An augmented Lagrangian trust-region method with inexact gradient evaluations to accelerate constrained optimization problems using model hyperreduction
Tianshu Wen, Matthew J. Zahr
TL;DR
This work develops an augmented Lagrangian trust-region method integrated with on-the-fly EQP-based hyperreduction to accelerate constrained PDE optimization without offline training. By solving AL subproblems with a bound-constrained trust-region that accommodates inexact gradients, and by building reduced models on-the-fly, the approach guarantees convergence to a critical point of the original problem while dramatically reducing HDM evaluations. The authors prove global convergence for the inexact-trust-region framework and demonstrate speedups up to ~12.7x on aerodynamic inverse-design problems with one or two side constraints, highlighting practical efficiency and robustness.
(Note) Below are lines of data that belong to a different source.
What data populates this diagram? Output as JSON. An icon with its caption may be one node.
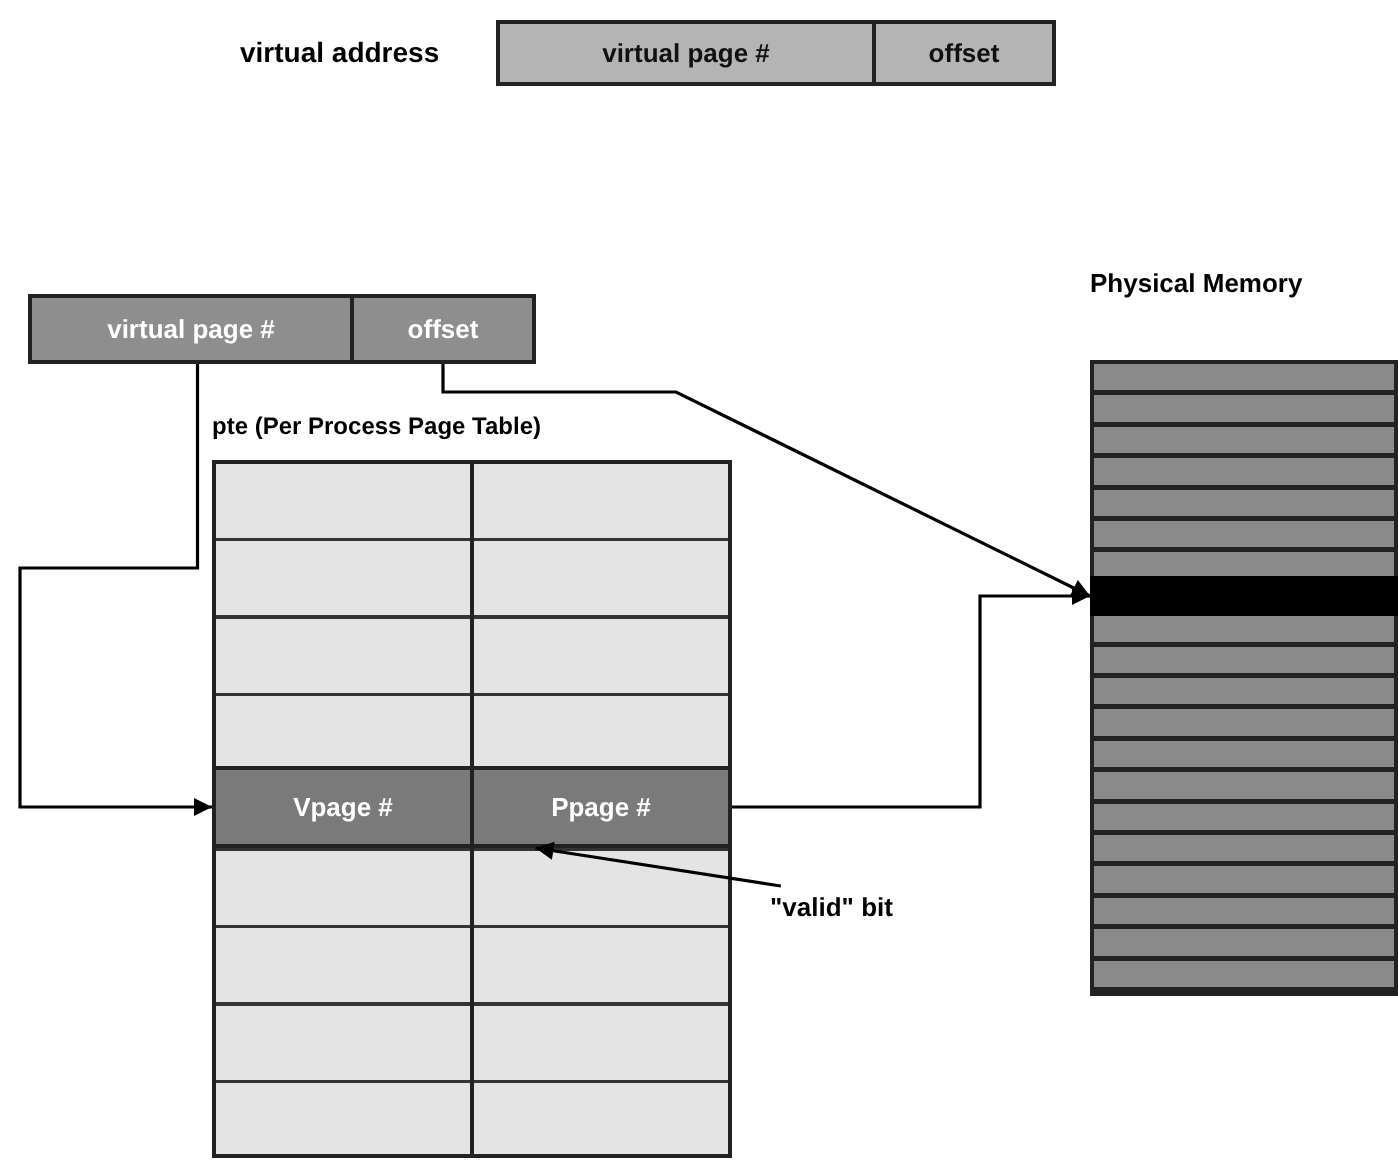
{
  "diagram": {
    "nodes": [
      {
        "text": [
          "virtual page #"
        ]
      },
      {
        "text": [
          "offset"
        ]
      },
      {
        "text": [
          "virtual page #"
        ]
      },
      {
        "text": [
          "offset"
        ]
      },
      {
        "text": [
          "pte (Per Process Page Table)"
        ]
      },
      {
        "text": [
          "Vpage #"
        ],
        "in": 4
      },
      {
        "text": [
          "Ppage #"
        ],
        "in": 4
      },
      {
        "text": [
          "Physical Memory"
        ]
      },
      {
        "text": [],
        "shape": "bar",
        "in": 7
      },
      {
        "text": [
          "\"valid\" bit"
        ]
      }
    ],
    "edges": [
      {
        "from": 2,
        "to": 5,
        "arrow": "to"
      },
      {
        "from": 3,
        "to": 8,
        "arrow": "to"
      },
      {
        "from": 6,
        "to": 8,
        "arrow": "to"
      },
      {
        "from": 9,
        "to": 6,
        "arrow": "to"
      }
    ],
    "labels": [
      "virtual address"
    ]
  }
}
The methodology opens paths to extensions to unsteady problems, higher-order quadrature hyperreduction, and broader PDE-constrained optimization applications.
Abstract
We present an augmented Lagrangian trust-region method to efficiently solve constrained optimization problems governed by large-scale nonlinear systems with application to partial differential equation-constrained optimization. At each major augmented Lagrangian iteration, the expensive optimization subproblem involving the full nonlinear system is replaced by an empirical quadrature-based hyperreduced model constructed on-the-fly. To ensure convergence of these inexact augmented Lagrangian subproblems, we develop a bound-constrained trust-region method that allows for inexact gradient evaluations, and specialize it to our specific setting that leverages hyperreduced models. This approach circumvents a traditional training phase because the models are built on-the-fly in accordance with the requirements of the trust-region convergence theory. Two numerical experiments (constrained aerodynamic shape design) demonstrate the convergence and efficiency of the proposed work. A speedup of 12.7x (for all computational costs, even costs traditionally considered "offline" such as snapshot collection and data compression) relative to a standard optimization approach that does not leverage model reduction is shown.